A Janela

Quem somos nós para questionar os desígnios de Deus?

Ou, melhor: quem somos nós para questionar a sua existência?

Criada na fé católica,

Cresci desacreditando na Instituição,

E desconfiando de um Deus tão dicotômico,

Que ora implacavelmente castiga com uma mão e

E ora misericordiosamente salva com a outra.

Flertei – blasfêmia?- com outras filosofias e religiões,

E, se não encontrei uma resposta plausível para tudo,

Pelo menos encontrei um Deus mais justo:

Que nos dá o livre arbítrio e nos permite fazer escolhas (certas e/ou erradas) o tempo todo.

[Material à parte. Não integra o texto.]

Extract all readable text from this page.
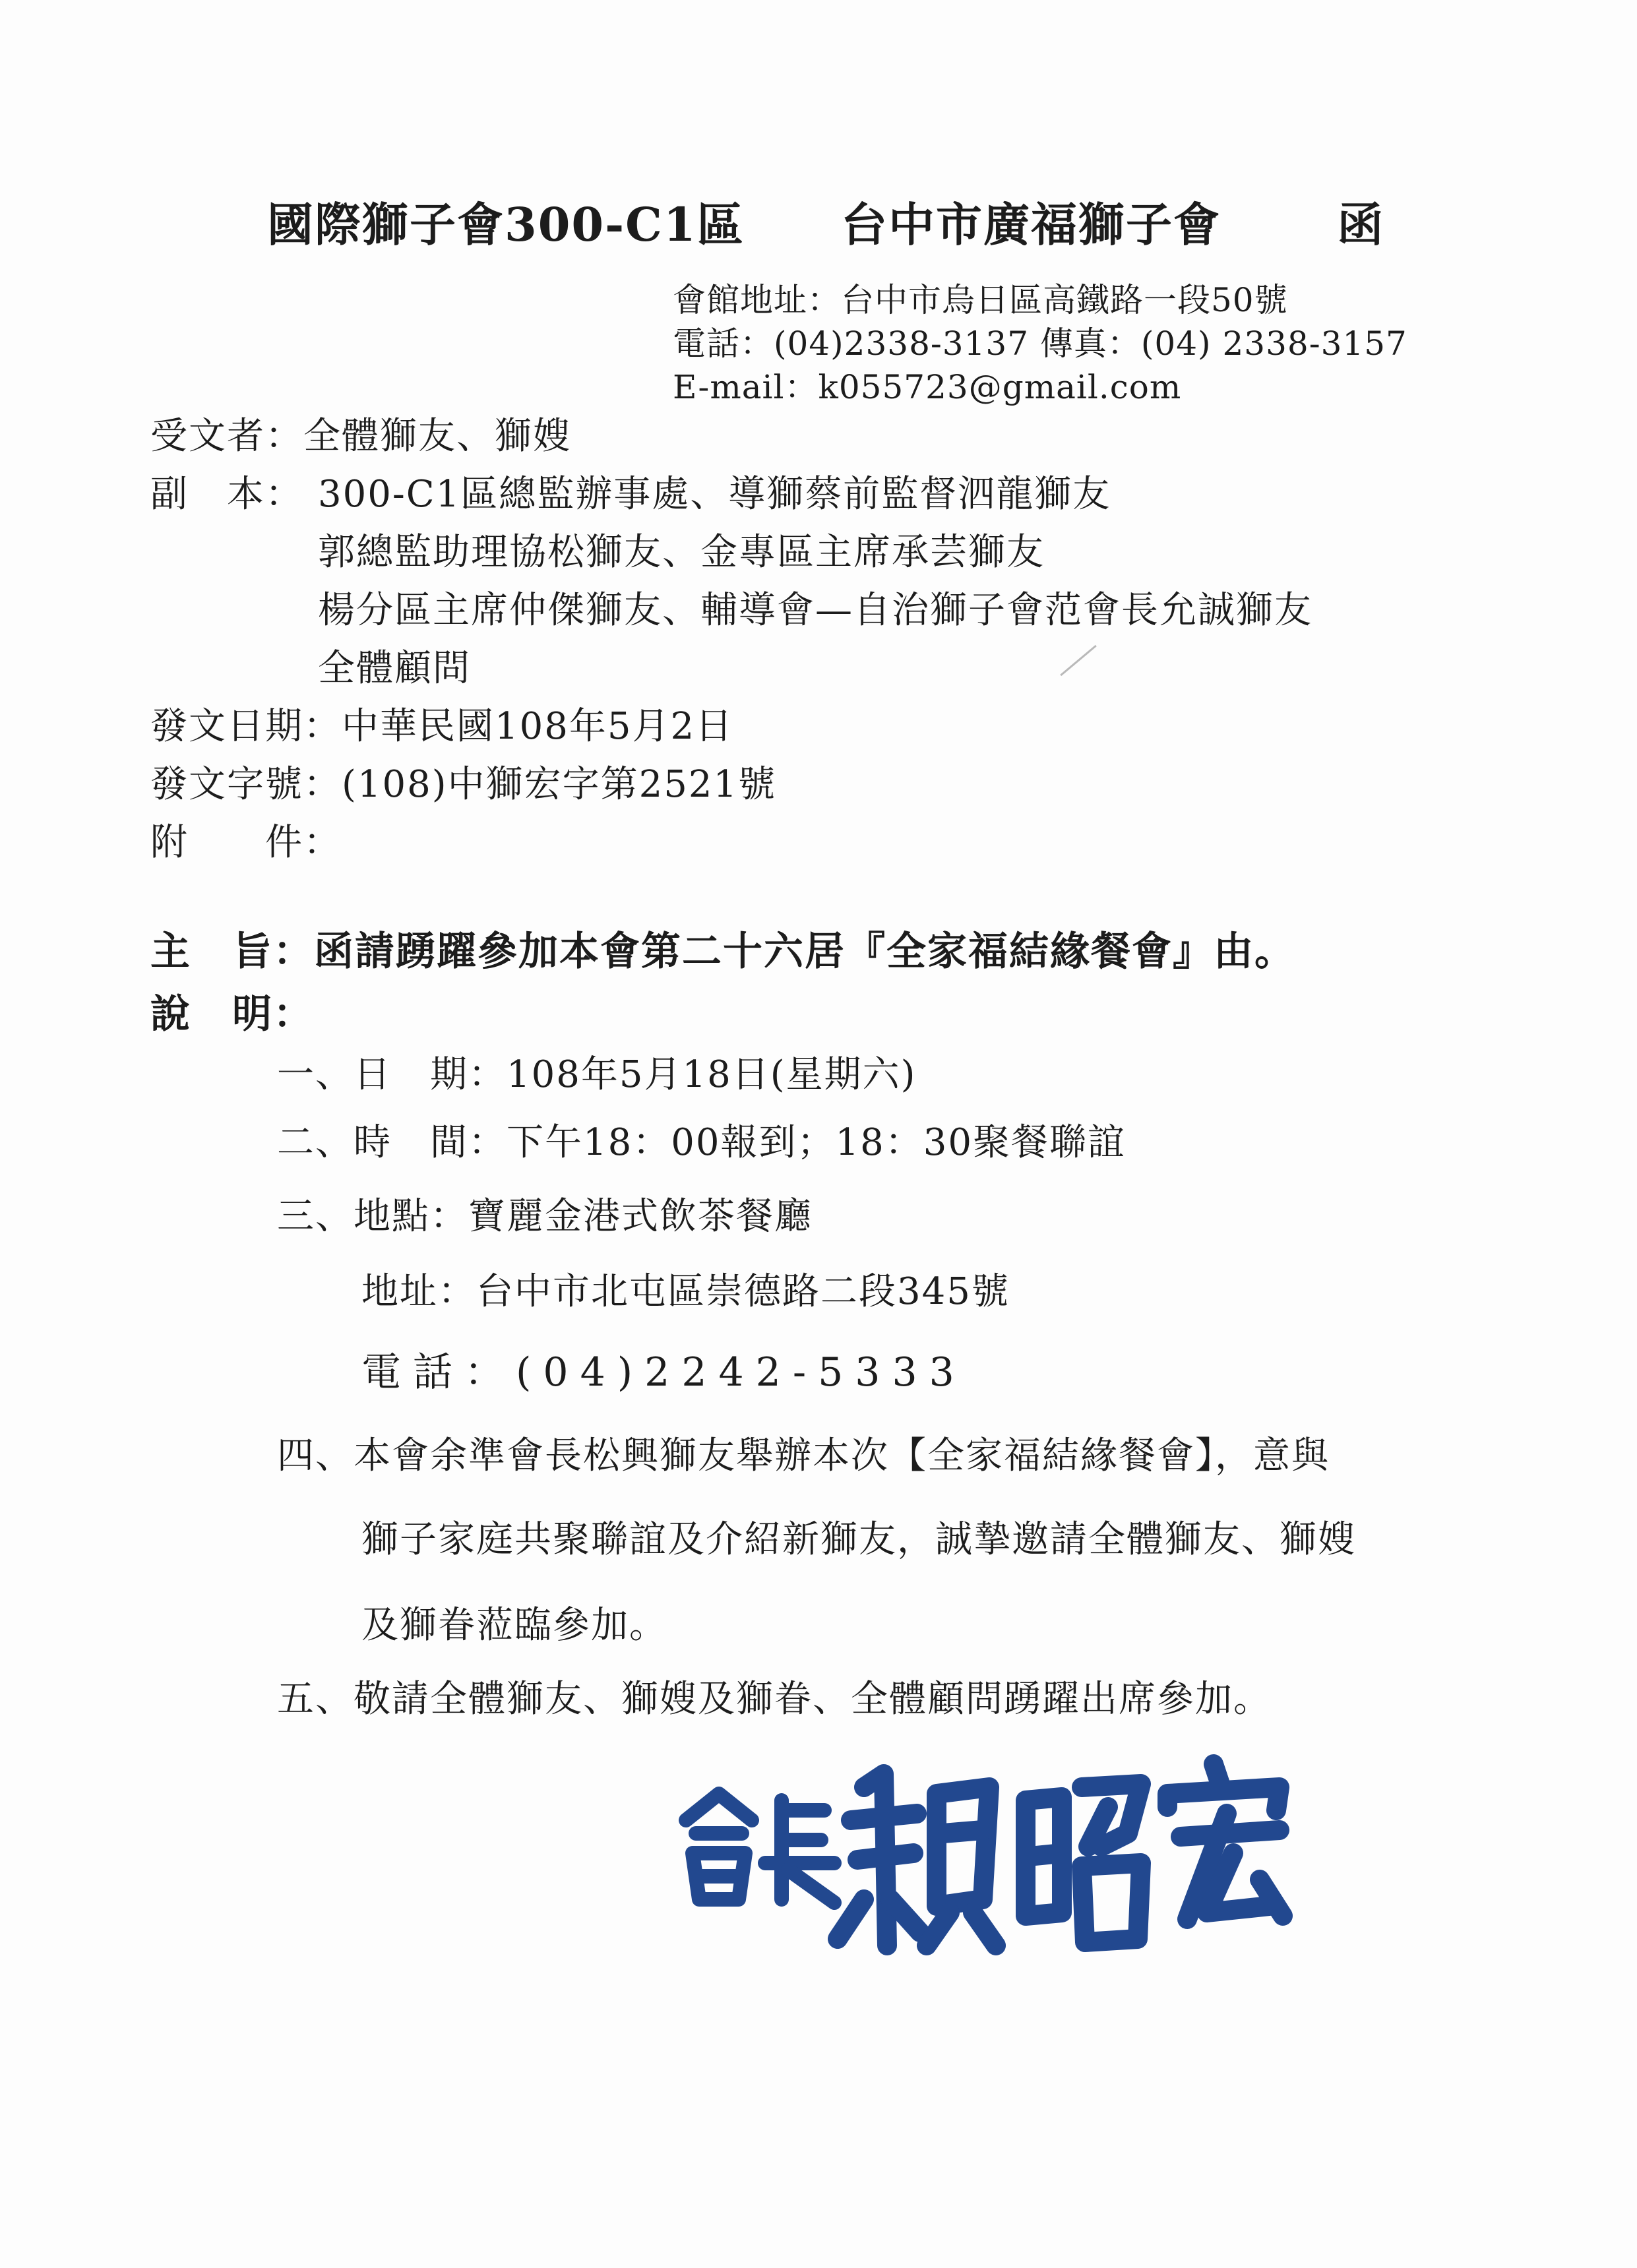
國際獅子會300-C1區 台中市廣福獅子會	函
會館地址：台中市烏日區高鐵路一段50號
電話：(04)2338-3137 傳真：(04) 2338-3157
E-mail：k055723@gmail.com
受文者：全體獅友、獅嫂
副　本： 300-C1區總監辦事處、導獅蔡前監督泗龍獅友
郭總監助理協松獅友、金專區主席承芸獅友
楊分區主席仲傑獅友、輔導會—自治獅子會范會長允誠獅友
全體顧問
發文日期：中華民國108年5月2日
發文字號：(108)中獅宏字第2521號
附　　件：
主　旨：函請踴躍參加本會第二十六居『全家福結緣餐會』由。
說　明：
一、日　期：108年5月18日(星期六)
二、時　間：下午18：00報到；18：30聚餐聯誼
三、地點：寶麗金港式飲茶餐廳
地址：台中市北屯區崇德路二段345號
電話：(04)2242-5333
四、本會余準會長松興獅友舉辦本次【全家福結緣餐會】，意與
獅子家庭共聚聯誼及介紹新獅友，誠摯邀請全體獅友、獅嫂
及獅眷蒞臨參加。
五、敬請全體獅友、獅嫂及獅眷、全體顧問踴躍出席參加。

Mas, não importa qual seja a nossa Religião, Crença ou Filosofia,

Nada nos faz questionar tanto a Sua existência,

Quando nos deparamos com uma tragédia –

Seja ela de grandes ou pequenas proporções –

Principalmente quando a vida de inocentes é tirada,

Deixando famílias desamparadas.

A tragédia da qual trato aqui,

Levou embora um marido dedicado, um pai amoroso, um filho exemplar, um amigo do peito,

Tirou enfim, o alicerce de uma família

Que se viu de repente, sozinha, desamparada,

Sem acreditar que Ele tivesse tido a coragem de deixar que tal coisa acontecesse.

Mas aconteceu!

E ninguém conseguiu entender o motivo pelo qual Deus faria,

Tamanha maldade.

Todos ficaram extremamente preocupados com a família

Separada assim tão repentinamente do ser amado.

Muitos duvidaram que conseguissem superar tamanho trauma,

E sobrevivessem à tragédia.

Mas eles sobreviveram.

Pois, quando Deus fecha uma porta, ele abre uma janela.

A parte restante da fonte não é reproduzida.